December 11, 2005

19TH-CENTURY JAPANESE MANUALS.

The Desital Library of Modern Japanese Language (do they mean "Digital"?) presents works like Liggins, J. Familiar Phrases in English and Romanized Japanese (1860), Brown, S.R. Colloquial Japanese (1863), and letters A-D of Hepburn's Japanese and English Dictionary (1867)—one hopes they'll get around to the other letters eventually. (Via No-sword.)

Posted by languagehat at December 11, 2005 12:29 PM
Comments

I assume they mean "digital", it's usually transliterated as デジタル (dejitaru) here, but デシタル (des(h)itaru) is an occasionally-seen variant...

Posted by: Matt at December 11, 2005 11:57 PM

I'd say that's a definite digital given all the google hits for 'desital camera'.

Posted by: aldiboronti at December 12, 2005 01:19 PM

And to support Matt, デジタル is often romanized as dezitaru instead of dejitaru.

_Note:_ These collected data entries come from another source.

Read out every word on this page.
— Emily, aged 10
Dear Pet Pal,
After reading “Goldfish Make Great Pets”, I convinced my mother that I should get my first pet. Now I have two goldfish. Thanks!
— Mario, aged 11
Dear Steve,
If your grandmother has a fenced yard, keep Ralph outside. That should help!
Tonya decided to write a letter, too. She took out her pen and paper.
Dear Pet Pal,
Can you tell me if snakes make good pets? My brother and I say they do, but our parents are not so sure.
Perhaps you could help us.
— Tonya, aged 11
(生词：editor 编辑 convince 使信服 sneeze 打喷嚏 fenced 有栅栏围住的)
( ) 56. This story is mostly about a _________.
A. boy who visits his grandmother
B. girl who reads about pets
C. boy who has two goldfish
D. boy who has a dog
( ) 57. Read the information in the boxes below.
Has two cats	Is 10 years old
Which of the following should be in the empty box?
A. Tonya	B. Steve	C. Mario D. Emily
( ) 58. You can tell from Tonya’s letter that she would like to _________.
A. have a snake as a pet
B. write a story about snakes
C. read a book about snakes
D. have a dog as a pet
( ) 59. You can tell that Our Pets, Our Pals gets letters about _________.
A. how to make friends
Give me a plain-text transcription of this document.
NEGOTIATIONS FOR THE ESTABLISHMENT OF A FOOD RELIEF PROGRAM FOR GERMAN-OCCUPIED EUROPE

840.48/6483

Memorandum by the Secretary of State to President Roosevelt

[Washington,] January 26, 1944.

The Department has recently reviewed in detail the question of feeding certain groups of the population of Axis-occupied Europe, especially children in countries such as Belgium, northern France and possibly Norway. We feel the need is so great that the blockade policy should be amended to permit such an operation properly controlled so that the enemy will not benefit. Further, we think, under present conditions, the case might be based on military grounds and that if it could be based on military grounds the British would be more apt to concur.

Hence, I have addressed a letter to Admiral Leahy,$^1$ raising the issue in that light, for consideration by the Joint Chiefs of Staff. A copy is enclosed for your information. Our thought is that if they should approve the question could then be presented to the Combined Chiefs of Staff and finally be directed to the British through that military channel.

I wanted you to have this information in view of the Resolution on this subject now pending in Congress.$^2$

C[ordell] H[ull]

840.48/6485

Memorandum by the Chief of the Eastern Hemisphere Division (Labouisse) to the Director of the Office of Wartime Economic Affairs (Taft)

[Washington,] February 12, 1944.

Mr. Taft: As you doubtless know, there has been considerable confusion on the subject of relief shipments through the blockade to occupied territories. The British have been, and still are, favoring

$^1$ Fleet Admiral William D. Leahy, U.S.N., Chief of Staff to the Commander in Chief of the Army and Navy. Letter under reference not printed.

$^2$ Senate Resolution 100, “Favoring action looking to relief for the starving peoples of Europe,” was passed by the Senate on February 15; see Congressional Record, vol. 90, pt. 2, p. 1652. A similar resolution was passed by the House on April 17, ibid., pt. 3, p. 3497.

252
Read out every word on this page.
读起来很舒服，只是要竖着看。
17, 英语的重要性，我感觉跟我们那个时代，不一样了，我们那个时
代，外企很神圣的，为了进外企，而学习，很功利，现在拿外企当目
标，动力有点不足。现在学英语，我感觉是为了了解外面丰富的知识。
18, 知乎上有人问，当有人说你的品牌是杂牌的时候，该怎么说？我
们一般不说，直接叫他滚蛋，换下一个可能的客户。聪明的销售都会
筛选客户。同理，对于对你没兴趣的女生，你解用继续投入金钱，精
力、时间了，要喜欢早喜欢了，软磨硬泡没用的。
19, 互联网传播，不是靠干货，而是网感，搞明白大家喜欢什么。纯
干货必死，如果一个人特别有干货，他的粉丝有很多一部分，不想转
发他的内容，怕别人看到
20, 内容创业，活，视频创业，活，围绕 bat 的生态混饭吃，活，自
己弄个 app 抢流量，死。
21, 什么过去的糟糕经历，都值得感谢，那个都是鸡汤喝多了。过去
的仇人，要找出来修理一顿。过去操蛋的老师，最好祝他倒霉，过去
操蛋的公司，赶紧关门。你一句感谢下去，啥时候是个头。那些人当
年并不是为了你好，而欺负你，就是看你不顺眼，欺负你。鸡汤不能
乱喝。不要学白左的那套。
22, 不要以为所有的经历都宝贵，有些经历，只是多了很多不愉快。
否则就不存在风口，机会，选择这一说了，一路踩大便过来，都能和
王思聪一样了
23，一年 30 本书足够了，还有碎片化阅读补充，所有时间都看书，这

Posted by: Anon at December 12, 2005 02:14 PM

We linked this now to japundit.com, too.

http://japundit.com/archives/2005/12/18/1725/

12/18/2005
Desital? Digital?
An interesting blogsite at languagehat.com, which discusses all things related to the world’s many languages, from Japanese to Swahili, links here to “The Digital Library of Modern Japanese Language” which presents nihongo dictionaries from way back then — 1860, 1863 and 1867.